You might be familiar with our contrarian philosophy of trading. In short, as contrarians, we look for stocks that have had bullish stock price action and despite that, investors continue to have doubts and negative feelings about the stock. The idea is that the large number of doubters represents a lot of sideline money. As the stock moves higher and higher, at some point those doubters capitulate, and if they all pile in at once, that creates a fast and furious rally in the stock, which is especially profitable for option players like us. If the capitulation does not occur all at once, it can play out over a longer period, initiating a long-term steady rally which can also be very profitable. Similarly, for bearish bets we look for the opposite setup; negative price action for a hyped-up stock.
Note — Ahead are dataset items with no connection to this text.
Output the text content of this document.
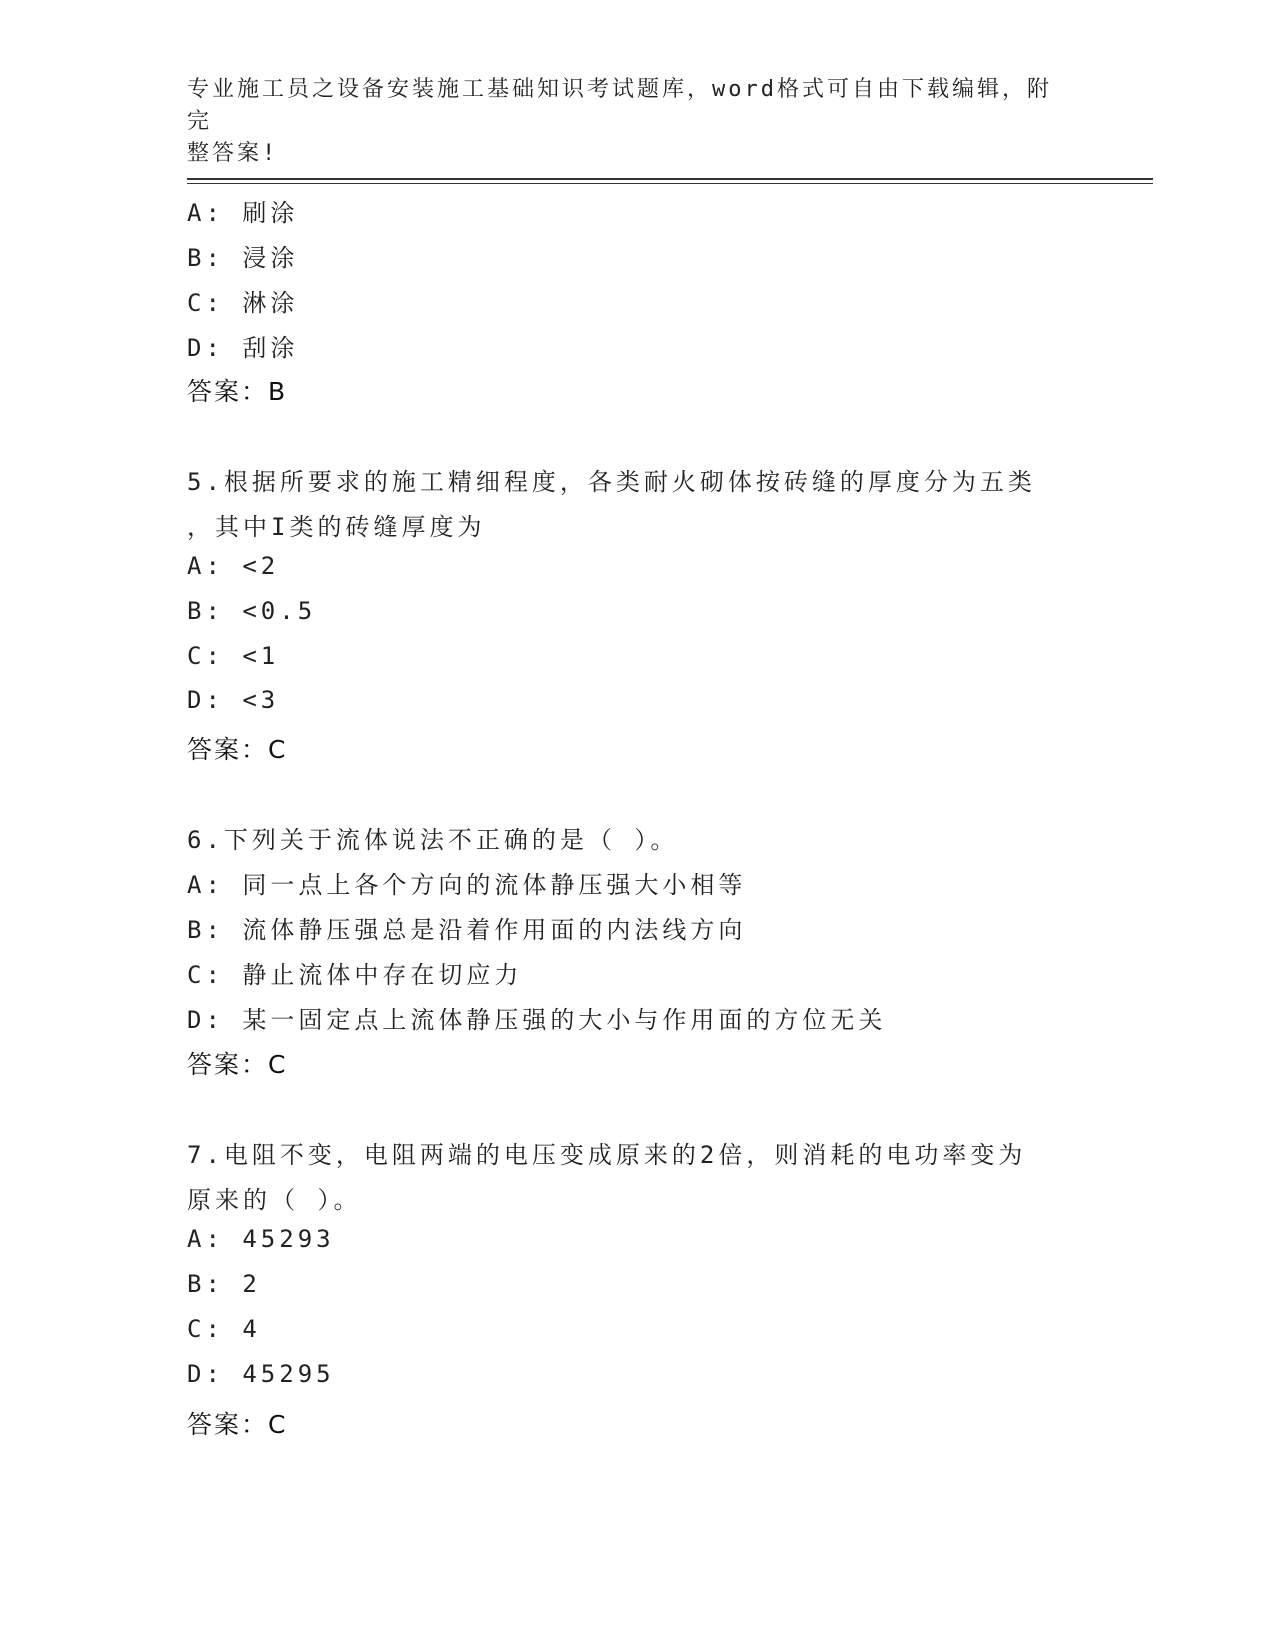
专业施工员之设备安装施工基础知识考试题库，word格式可自由下载编辑，附完
整答案!
A: 刷涂
B: 浸涂
C: 淋涂
D: 刮涂
答案：B
5.根据所要求的施工精细程度，各类耐火砌体按砖缝的厚度分为五类
，其中I类的砖缝厚度为
A: <2
B: <0.5
C: <1
D: <3
答案：C
6.下列关于流体说法不正确的是（ ）。
A: 同一点上各个方向的流体静压强大小相等
B: 流体静压强总是沿着作用面的内法线方向
C: 静止流体中存在切应力
D: 某一固定点上流体静压强的大小与作用面的方位无关
答案：C
7.电阻不变，电阻两端的电压变成原来的2倍，则消耗的电功率变为
原来的（ ）。
A: 45293
B: 2
C: 4
D: 45295
答案：C
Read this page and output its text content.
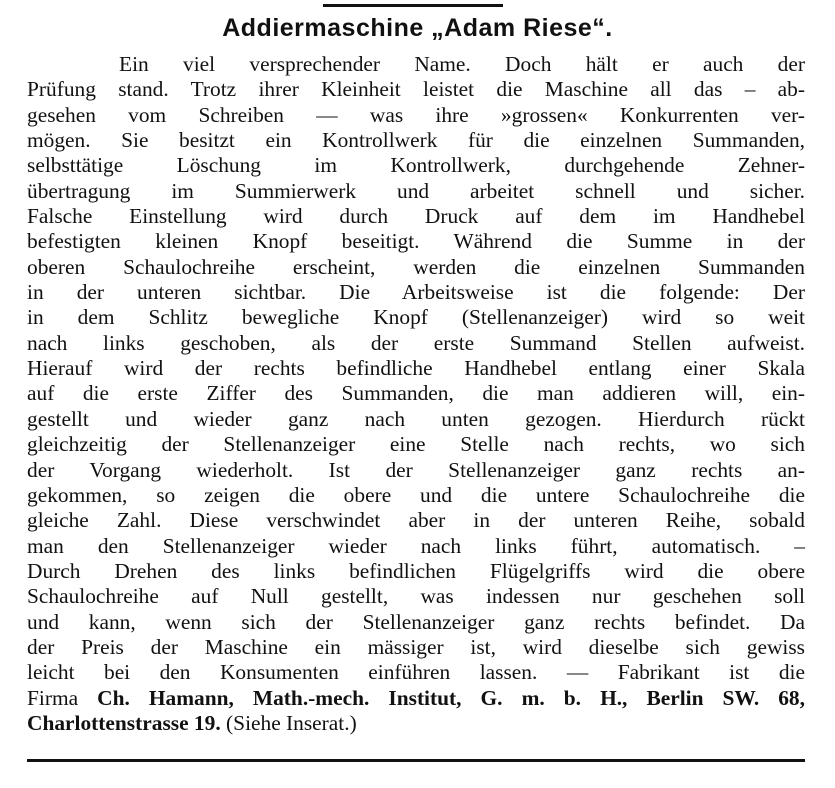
Addiermaschine „Adam Riese“.
Ein viel versprechender Name. Doch hält er auch der
Prüfung stand. Trotz ihrer Kleinheit leistet die Maschine all das – ab-
gesehen vom Schreiben — was ihre »grossen« Konkurrenten ver-
mögen. Sie besitzt ein Kontrollwerk für die einzelnen Summanden,
selbsttätige Löschung im Kontrollwerk, durchgehende Zehner-
übertragung im Summierwerk und arbeitet schnell und sicher.
Falsche Einstellung wird durch Druck auf dem im Handhebel
befestigten kleinen Knopf beseitigt. Während die Summe in der
oberen Schaulochreihe erscheint, werden die einzelnen Summanden
in der unteren sichtbar. Die Arbeitsweise ist die folgende: Der
in dem Schlitz bewegliche Knopf (Stellenanzeiger) wird so weit
nach links geschoben, als der erste Summand Stellen aufweist.
Hierauf wird der rechts befindliche Handhebel entlang einer Skala
auf die erste Ziffer des Summanden, die man addieren will, ein-
gestellt und wieder ganz nach unten gezogen. Hierdurch rückt
gleichzeitig der Stellenanzeiger eine Stelle nach rechts, wo sich
der Vorgang wiederholt. Ist der Stellenanzeiger ganz rechts an-
gekommen, so zeigen die obere und die untere Schaulochreihe die
gleiche Zahl. Diese verschwindet aber in der unteren Reihe, sobald
man den Stellenanzeiger wieder nach links führt, automatisch. –
Durch Drehen des links befindlichen Flügelgriffs wird die obere
Schaulochreihe auf Null gestellt, was indessen nur geschehen soll
und kann, wenn sich der Stellenanzeiger ganz rechts befindet. Da
der Preis der Maschine ein mässiger ist, wird dieselbe sich gewiss
leicht bei den Konsumenten einführen lassen. — Fabrikant ist die
Firma Ch. Hamann, Math.-mech. Institut, G. m. b. H., Berlin SW. 68,
Charlottenstrasse 19. (Siehe Inserat.)
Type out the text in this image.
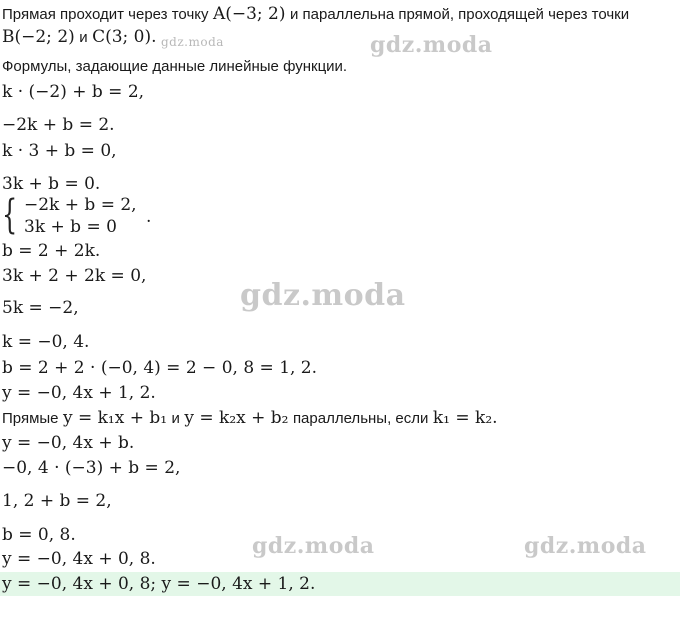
Прямая проходит через точку A(−3; 2) и параллельна прямой, проходящей через точки
B(−2; 2) и C(3; 0). $_{gdz.moda}$
Формулы, задающие данные линейные функции.
k · (−2) + b = 2,
−2k + b = 2.
k · 3 + b = 0,
3k + b = 0.
{ −2k + b = 2,
3k + b = 0 .
b = 2 + 2k.
3k + 2 + 2k = 0,
5k = −2,
k = −0, 4.
b = 2 + 2 · (−0, 4) = 2 − 0, 8 = 1, 2.
y = −0, 4x + 1, 2.
Прямые y = k₁x + b₁ и y = k₂x + b₂ параллельны, если k₁ = k₂.
y = −0, 4x + b.
−0, 4 · (−3) + b = 2,
1, 2 + b = 2,
b = 0, 8.
y = −0, 4x + 0, 8.
y = −0, 4x + 0, 8; y = −0, 4x + 1, 2.
gdz.moda
gdz.moda
gdz.moda	gdz.moda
As we get to the end of 2019, I’m looking at what stocks would fit these criteria. It may give us a pretty good list of trade ideas going forward.
Bullish and Bearish Contrarian Setups
To find a list of bullish setups, I first looked for stocks which have outperformed the S&P 500 Index (SPX) this year. With the index up over 25% so far, any stock that beats this I would call having positive price action. To layer in sentiment, I looked at multiple data points to confirm investors had become more bearish on the stock. Specifically, I included stocks where option players, short sellers, and analysts were all showing a more bearish view on the stock. Specifically, here are the criteria for this screen:
- The year-to-date return is better than the SPX.
- There was an increase in short interest.
- Percentage of analyst "buy" ratings declined on the year.
- The Schaeffer’s put/call open interest ratio (SOIR) is greater than one.
This is a pretty good starting point if you’re looking for some bullish stock trades going forward.
Naturally, I reversed the criteria to find stocks that we may look at for bearish stock plays, or maybe simply stocks to avoid. Specifically, the criteria are:
- The year-to-date return is negative.
- There was a decrease in short interest.
- Percentage of analyst "buy" ratings increased on the year.
- The SOIR is less than one.
Below, I show some evidence that this is a valid indicator. I used the same criteria as above for finding bullish and bearish setups at the end of 2018. Then, I summarized the return through the first three months of this year. Looking at the average return and the percentage that beat the S&P 500 through the first three months of the year, the bullish setups performed the best and the bearish setups performed the worst. This was despite the fact that 96% of the bearish setups were positive, the largest of any grouping. Note that only eight stocks met the criteria for a bullish setup.
The table below shows how these screeners performed two years ago. That is, which stocks met the criteria during 2017 versus how they performed through the first three months of 2018. In this case, looking at the average return, the bullish stocks underperformed stocks that were neither bullish nor bearish. They did, however, have the highest percentage that beat the SPX. Where the screener really shined was finding bearish setups. Those stocks lost an average of 10% through the first three months, with only 20% beating the index and only 13% of them positive. These were great stocks to avoid or short at the beginning of 2018.
Finally, before you blindly buy the bullish setups or short the bearish ones, here’s a cautionary tale. Look at the performance of this screener in 2016 (looking at the returns through the first three months of 2017). The stocks meeting the bullish criteria performed horribly while the stocks meeting the bearish criteria raced higher. It wasn’t even close. The stocks that had a bullish setup averaged a 1.2% return with just 31% of them beating the benchmark. Compare that to the bearish setups which averaged a 15% return through the first three months, and 53% beating the benchmark.